Node.js is the most common backend environment our customers integrate from. Whether you're using Express, Fastify, or a serverless function, the pattern is the same. This guide covers setting up the integration correctly and handling the edge cases that trip up most implementations.
Environment setup
Store your OhBounce.ai API key in an environment variable — OHBOUNCE_API_KEY is a reasonable name. Never commit it to source control. In a serverless environment, use your platform's secret store (AWS Secrets Manager, Vercel Environment Variables, etc.).
Validating on user registration
In your registration handler, validate the email before creating the user record. Make a POST to the /api/v1/validate endpoint and inspect the status field. If status is INVALID or DISPOSABLE, return a 400 with a descriptive error message. For CATCH_ALL or UNKNOWN, you might choose to allow registration but flag the user for a follow-up verification email.
Rate limiting and caching
For high-traffic sign-up flows, consider caching validation results by domain for 24 hours. If you've validated fifty @gmail.com addresses today, the MX record hasn't changed — you can skip that lookup on subsequent calls. Cache at the domain level, not the full address level, to avoid privacy issues.
Validation adds ~100–200ms to your registration endpoint at p99. For most products this is imperceptible. If latency is critical, consider moving validation to an async post-registration step.
Bulk validation in a data pipeline
For processing uploaded CSV files or syncing from a CRM, use the bulk endpoint. Submit the job, store the jobId, and poll in a background worker or scheduled job until the status is COMPLETED. Stream results page by page and write them to your database.
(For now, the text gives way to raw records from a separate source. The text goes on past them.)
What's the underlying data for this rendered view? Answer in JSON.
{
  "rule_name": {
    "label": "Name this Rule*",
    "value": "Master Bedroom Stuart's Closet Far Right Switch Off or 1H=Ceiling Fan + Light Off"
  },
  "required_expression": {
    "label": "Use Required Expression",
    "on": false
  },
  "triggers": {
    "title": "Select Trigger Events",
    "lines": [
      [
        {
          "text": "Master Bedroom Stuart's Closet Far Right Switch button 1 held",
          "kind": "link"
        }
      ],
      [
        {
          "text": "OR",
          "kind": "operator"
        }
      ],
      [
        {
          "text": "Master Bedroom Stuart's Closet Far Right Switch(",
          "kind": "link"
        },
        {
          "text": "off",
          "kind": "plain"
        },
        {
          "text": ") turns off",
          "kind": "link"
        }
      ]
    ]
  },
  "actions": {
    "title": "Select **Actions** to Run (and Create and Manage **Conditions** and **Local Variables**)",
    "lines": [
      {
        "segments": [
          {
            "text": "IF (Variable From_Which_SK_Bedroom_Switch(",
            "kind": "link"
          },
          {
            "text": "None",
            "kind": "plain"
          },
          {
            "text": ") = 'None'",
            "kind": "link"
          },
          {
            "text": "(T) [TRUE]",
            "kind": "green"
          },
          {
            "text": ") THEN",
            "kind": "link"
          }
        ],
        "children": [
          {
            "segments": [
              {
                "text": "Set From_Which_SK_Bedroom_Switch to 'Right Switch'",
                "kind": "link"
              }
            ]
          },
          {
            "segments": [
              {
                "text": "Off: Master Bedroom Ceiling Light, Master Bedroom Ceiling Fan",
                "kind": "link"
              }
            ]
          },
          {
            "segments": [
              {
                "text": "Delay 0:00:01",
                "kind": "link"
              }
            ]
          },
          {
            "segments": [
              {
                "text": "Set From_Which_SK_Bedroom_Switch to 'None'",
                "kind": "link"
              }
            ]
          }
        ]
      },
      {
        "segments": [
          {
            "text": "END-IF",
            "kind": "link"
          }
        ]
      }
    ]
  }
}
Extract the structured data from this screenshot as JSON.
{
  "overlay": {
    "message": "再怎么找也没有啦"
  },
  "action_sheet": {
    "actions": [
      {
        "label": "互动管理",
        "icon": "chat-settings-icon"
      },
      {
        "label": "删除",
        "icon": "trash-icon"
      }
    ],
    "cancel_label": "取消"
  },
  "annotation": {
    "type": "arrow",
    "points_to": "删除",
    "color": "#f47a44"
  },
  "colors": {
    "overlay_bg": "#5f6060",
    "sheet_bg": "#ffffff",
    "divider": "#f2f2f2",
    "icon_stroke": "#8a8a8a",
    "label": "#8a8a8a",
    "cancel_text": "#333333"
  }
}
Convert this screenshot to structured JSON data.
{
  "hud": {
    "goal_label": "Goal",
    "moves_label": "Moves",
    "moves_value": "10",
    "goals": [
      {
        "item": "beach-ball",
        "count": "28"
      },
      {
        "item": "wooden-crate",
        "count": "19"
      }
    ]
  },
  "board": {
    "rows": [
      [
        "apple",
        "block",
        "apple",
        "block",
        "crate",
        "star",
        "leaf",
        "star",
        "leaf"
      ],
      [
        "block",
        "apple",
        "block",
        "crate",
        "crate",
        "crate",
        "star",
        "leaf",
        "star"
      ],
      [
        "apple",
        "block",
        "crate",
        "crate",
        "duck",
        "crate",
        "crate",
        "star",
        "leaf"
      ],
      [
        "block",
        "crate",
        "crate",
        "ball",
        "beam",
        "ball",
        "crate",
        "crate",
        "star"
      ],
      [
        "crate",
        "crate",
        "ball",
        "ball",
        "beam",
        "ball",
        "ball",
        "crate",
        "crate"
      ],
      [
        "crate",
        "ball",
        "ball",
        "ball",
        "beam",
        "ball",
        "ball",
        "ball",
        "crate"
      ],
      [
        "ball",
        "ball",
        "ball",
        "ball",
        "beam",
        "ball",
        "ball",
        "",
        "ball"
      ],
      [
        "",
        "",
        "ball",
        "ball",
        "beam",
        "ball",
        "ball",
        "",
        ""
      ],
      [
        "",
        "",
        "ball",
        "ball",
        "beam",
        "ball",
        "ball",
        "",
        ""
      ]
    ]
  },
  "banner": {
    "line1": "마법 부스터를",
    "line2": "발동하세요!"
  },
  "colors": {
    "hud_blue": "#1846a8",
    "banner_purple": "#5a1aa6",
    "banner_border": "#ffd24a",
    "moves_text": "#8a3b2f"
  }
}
For very large jobs (100k+), process result pages as they become available rather than waiting for full completion.
Error handling
Handle 402 (insufficient credits) by notifying your team and falling back to a permissive policy — allow the registration and flag for manual review. Handle 429 (rate limit) with exponential back-off. Never fail a user-facing sign-up flow because of a validation service error; fall back gracefully rather than blocking registration entirely.